I was excited yesterday to vote for Joe Sestak and I was excited this morning when I turned on the radio and found out that he won!

‘Brother [sister] can you spare a…?’

Last week Hans was standing on Broad St. near Temple Medical School and a guy walked up to him and asked him if he had a quarter.  Hans said “no.” The guy walked away muttering “a**hole.”  Was Hans obliged to give the guy a quarter? And since he didn’t, does that make him an a**hole?  Hardly!

After Hans told me this story last night, we had a conversation about giving money to people on the street–panhandlers, homeless, destitute, whatever their situation.  After living and working in DC for over three years, I had to come up with a strategy that I could feel good about.

Kristen’s “spare change policy” circa 2006:

  • If I have loose change in my pocket, give it out.
  • Contribute either with money or time to an organization advocating or assisting the homeless.

Pretty straightforward and it worked well for me while I was living in DC.  But times change.

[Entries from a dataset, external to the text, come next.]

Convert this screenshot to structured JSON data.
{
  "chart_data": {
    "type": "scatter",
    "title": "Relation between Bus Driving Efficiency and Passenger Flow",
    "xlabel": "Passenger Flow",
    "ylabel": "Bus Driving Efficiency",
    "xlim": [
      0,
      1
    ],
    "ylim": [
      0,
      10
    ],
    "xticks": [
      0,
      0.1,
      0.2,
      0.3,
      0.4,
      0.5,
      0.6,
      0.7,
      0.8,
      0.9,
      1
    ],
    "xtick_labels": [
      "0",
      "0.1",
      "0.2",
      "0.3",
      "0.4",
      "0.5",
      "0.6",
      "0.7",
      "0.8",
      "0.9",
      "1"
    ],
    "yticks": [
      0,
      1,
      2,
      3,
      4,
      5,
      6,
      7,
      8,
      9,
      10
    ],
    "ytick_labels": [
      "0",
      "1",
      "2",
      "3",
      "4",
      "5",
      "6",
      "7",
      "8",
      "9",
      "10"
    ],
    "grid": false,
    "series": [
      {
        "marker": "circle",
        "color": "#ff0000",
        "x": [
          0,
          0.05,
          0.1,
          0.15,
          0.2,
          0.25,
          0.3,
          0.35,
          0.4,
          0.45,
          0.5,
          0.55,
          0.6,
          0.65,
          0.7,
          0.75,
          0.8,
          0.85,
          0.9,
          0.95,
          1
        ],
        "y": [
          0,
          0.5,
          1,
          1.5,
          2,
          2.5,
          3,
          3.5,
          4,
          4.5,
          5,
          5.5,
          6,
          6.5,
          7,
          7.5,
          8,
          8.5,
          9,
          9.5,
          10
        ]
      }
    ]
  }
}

When we first arrived in Florida from the Bahamas in 2009 we spent a rainy afternoon at a gazebo in Daytona Beach, Fla. waiting for the public library to open.  Not surprisingly, we were joined a by a small group of men and one woman also waiting for 2PM.  These people were either homeless, in transition, or living at temporary housing which closed at 9AM.  We had a great conversation with them, sharing stories of our travels through the Caribbean and commiserated with them about the tight restrictions on access to public space on the east coast of Florida.  For the sake of my “spare change policy,” I need to generalize a little here.  People living on the street, or those that find themselves in in-between places are lacking regular human interactions.  So often people just pass them by, trying to look the other way, often times to reduce their own sense of guilt. I know, I’ve done it before and I know I’ll do it again.  The people we met in Daytona probably weren’t that interested in our sailing adventures or the geography of the ICW, but were just happy to have a conversation. This experience caused me modify my “spare change policy.”

Kristen’s “spare change policy” circa 2010

  • If I have loose change in my pocket, give it out.
  • Be human. If I give spare change, look the person in the eye and say, “sure, here you go.” If I don’t have spare change, look the person in the eye and say, “nope, not today” or “sorry, not today.”
  • Contribute either with money or time to an organization advocating or assisting the homeless.

What about you? What is your spare change policy?